February 16, 2013 | Unregistered CommenterSmithvoice

An optimistic vision of tomorrow is sorely needed. American popular culture in movies has allowed only one dystopian vision of the future for the last 30 years. Monsters, aliens, vampires, doom and gloom, such neagative thinking in an age of hyper media saturation styfles dreams and creativity. A future of freedom, human achievement and industry are yet possible if we change the mindset.

November 20, 2013 | Unregistered CommenterJason Goldtrap

"Where there is vision people can do anything hard. Where there is no vision people can do hardly anything."-Jason Goldtrap

November 20, 2013 | Unregistered CommenterJason Goldtrap

I recently had occasion to review old TV "Disneyland" shows on "Man in Space" and "...Moon". As a child, these shows helped point me down my life's path but just as impressive, I'm amazed at how much the Disney team got right. I understand that they didn't do it alone, but the public presentation made it easy for my child mind to assimilate. Like teachers, how many professions can claim such positive influence?

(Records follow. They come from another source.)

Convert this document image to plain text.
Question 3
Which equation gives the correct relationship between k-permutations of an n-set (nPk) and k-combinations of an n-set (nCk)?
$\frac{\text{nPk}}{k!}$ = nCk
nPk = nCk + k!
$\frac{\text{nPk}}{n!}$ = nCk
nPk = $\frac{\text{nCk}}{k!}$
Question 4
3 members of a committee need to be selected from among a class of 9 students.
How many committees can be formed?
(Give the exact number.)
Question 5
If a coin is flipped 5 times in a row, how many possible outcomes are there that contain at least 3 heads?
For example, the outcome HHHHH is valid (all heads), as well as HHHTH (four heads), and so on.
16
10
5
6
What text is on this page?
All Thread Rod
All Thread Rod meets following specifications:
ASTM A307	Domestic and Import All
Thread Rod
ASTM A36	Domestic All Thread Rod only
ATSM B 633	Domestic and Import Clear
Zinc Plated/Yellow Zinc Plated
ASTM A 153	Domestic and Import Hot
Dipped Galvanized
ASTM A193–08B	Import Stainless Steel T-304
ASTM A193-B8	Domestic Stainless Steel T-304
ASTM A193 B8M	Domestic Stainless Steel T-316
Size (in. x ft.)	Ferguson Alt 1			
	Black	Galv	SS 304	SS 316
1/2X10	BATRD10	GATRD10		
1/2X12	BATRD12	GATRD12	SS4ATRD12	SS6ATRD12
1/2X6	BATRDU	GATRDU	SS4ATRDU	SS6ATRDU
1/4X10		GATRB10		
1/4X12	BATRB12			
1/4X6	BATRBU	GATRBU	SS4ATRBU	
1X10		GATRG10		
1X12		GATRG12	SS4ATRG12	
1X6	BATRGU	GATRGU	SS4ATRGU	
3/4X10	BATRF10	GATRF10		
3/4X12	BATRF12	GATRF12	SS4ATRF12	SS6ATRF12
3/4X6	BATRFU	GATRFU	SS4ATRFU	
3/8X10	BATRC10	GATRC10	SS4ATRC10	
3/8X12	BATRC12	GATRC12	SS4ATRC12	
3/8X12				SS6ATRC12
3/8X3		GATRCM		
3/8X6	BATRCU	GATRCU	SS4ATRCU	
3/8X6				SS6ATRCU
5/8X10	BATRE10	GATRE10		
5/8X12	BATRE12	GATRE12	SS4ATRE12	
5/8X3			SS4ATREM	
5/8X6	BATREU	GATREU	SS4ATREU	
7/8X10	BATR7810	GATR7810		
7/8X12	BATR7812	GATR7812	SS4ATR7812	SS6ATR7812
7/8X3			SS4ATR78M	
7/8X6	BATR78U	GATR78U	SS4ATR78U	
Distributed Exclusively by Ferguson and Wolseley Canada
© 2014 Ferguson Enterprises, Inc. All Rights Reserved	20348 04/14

April 15, 2015 | Unregistered CommenterLen Jezior

As a kid in the 70s, i was told these things WOULD happen in my lifetime, and that the shuttle, and its 1990s replacement, "Shuttle 2," would be the key to it all. My dad worked for the Apollo program and Skylab, so this seemed reasonable to me, and I totally believed in it. At some point, though, we, as a people, stopped believing in the future, and just myopically focus on the present.

October 17, 2015 | Unregistered CommenterMahatma Randy

As a child of the space program, born in 1957, I am still waiting to board the space ship of tomorrow and live in space. It now looks like that is not going to happen in my life time, but, it sure was fun watching the advancements leading up to it all and to live in a world with all of the space spin offs helping everyone live better lives.

I did manage to land my dream job working for NASA and would do it again. Thank you Mr. Disney for planting the seed that lead to all of the dreaming that I did in my young mind those many decades ago. I am the person I am now because of it.